This New York Times profile of Steve Vaccaro and Adam White was written before they joined to form the Law Office of Vaccaro and White, New York’s leading bicycle accident firm.
One recent day, the lawyers there parsed bike-law issues, like “dooring zones” and when is it legally acceptable to ride outside a designated lane, while downstairs, each of their bikes were expertly locked to a scaffold along Broadway in TriBeCa.
The small firm is preparing to bring a class-action suit against New York City on behalf of cyclists over summons handed out for what it contends are phantom violations — bike behavior that it says is not illegal in the city. It is another sign that New York’s bike fights are moving from the streets to the courtroom.

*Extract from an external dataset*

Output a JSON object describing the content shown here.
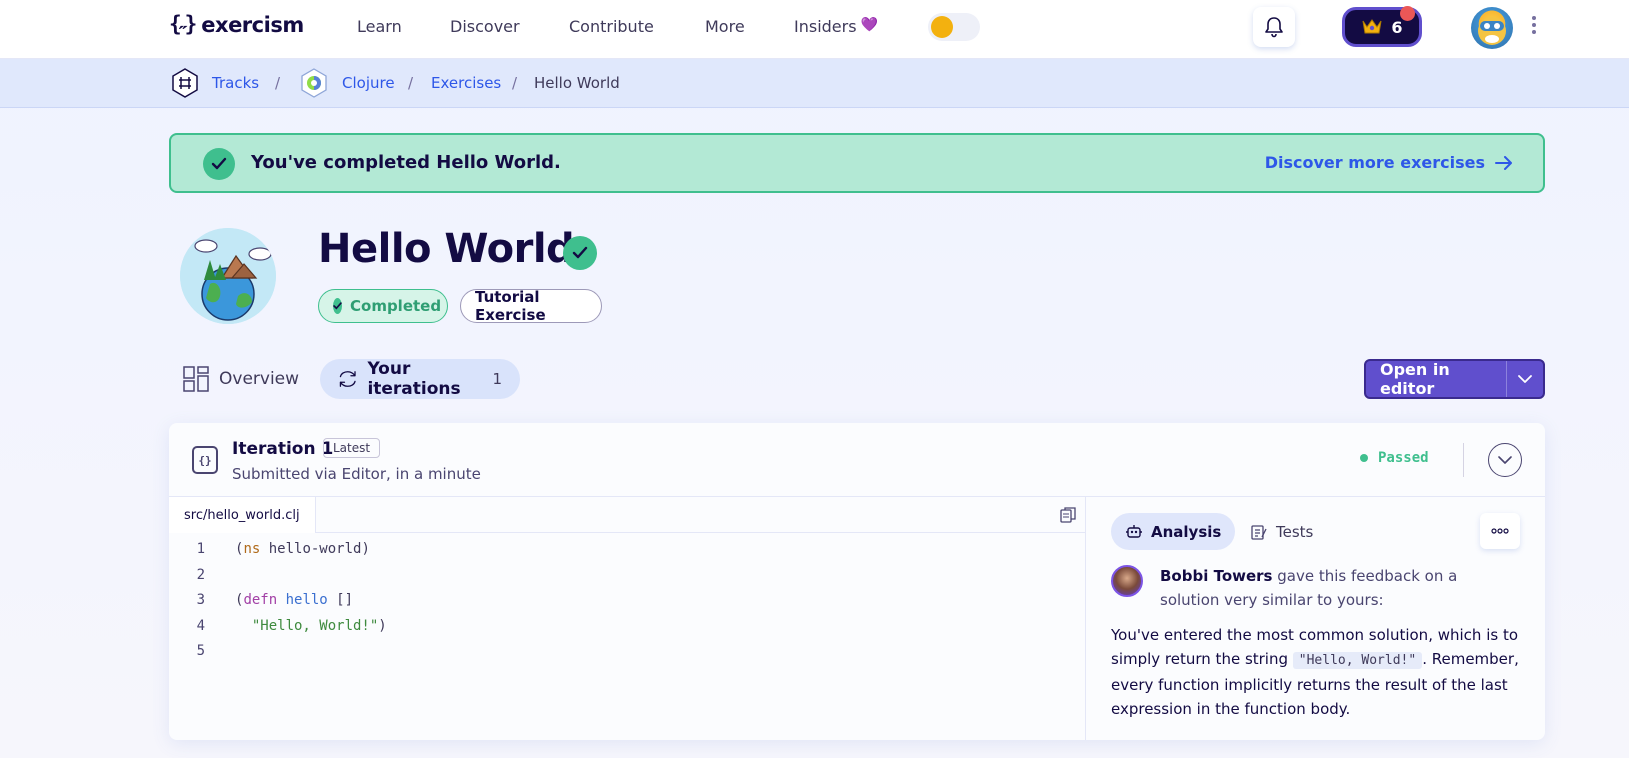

When it comes to bike law, it seems, the wheels of justice no longer grind slowly. Since a ticketing blitz early this year, cyclists in New York have faced stepped-up police enforcement of red-light and other, less-obvious rules, like having adequate lights or not riding with earphones in both ears.
Add to that a highly publicized lawsuit challenging a bike lane along Prospect Park West in Brooklyn, thrown out by a judge last week, and bike law can seem like a growing opportunity for lawyers who make bikes their business.
Cyclists have reported being ticketed for equipment violations like riding without a bell. A bell is required by law — though an unscientific street survey indicated that, for many riders, their voices are their only warning systems. Others have been ticketed for riding without a helmet (not required for adults), and in one widely reported case, for riding with a purse hung over the handlebars. A Police Department spokesman later said the summons should not have been issued. The department did not respond to an e-mail seeking comment on the helmet violation.
Many cyclists are confused about their rights, which is where the new breed of bike lawyers comes in. One common question: are cyclists required to ride in a bike lane if one is available?
“There are 101 reasons that a cyclist might be outside of a bike lane,” said Steve Vaccaro, an avid cyclist. But aside from the obvious ones — to avoid a hazard or obstruction — it’s “highly contextual,” he added.
For example, it is legal to leave the bike lane to make a turn, and cyclists are allowed to prepare to make a turn by getting to the appropriate side of the street. But just where one can move out of the lane — 50 yards away, or two blocks, perhaps — is not specified.
While it is a good idea to be aware of the rules, he said, a rider would still have to explain the reason in court if ticketed.
“It’s not unrealistic to enforce traffic laws,” Mr. Vaccaro said. But he contends that the police have been issuing tickets based on sections of the state’s traffic law — for example, requiring riders to keep right or preventing them from riding two abreast — that he said do not apply in New York City. This is the basis of the class-action suit.
Paul J. Browne, the department’s chief spokesman, disputed that tickets were handed out in error. “Police officers write summonses for observed violations,” he said. “Although some cyclists are surprised to discover it, they must comply in most instances with the same rules that apply to motorists.”
Regardless of how the planned suit turns out, does taking a legalistic view of cycling sap its fun?
Not for Mr. Vaccaro. He recently quit a large corporate firm after 14 years.
“I’m doing it full speed ahead,” Mr. Vaccaro said of his bike work.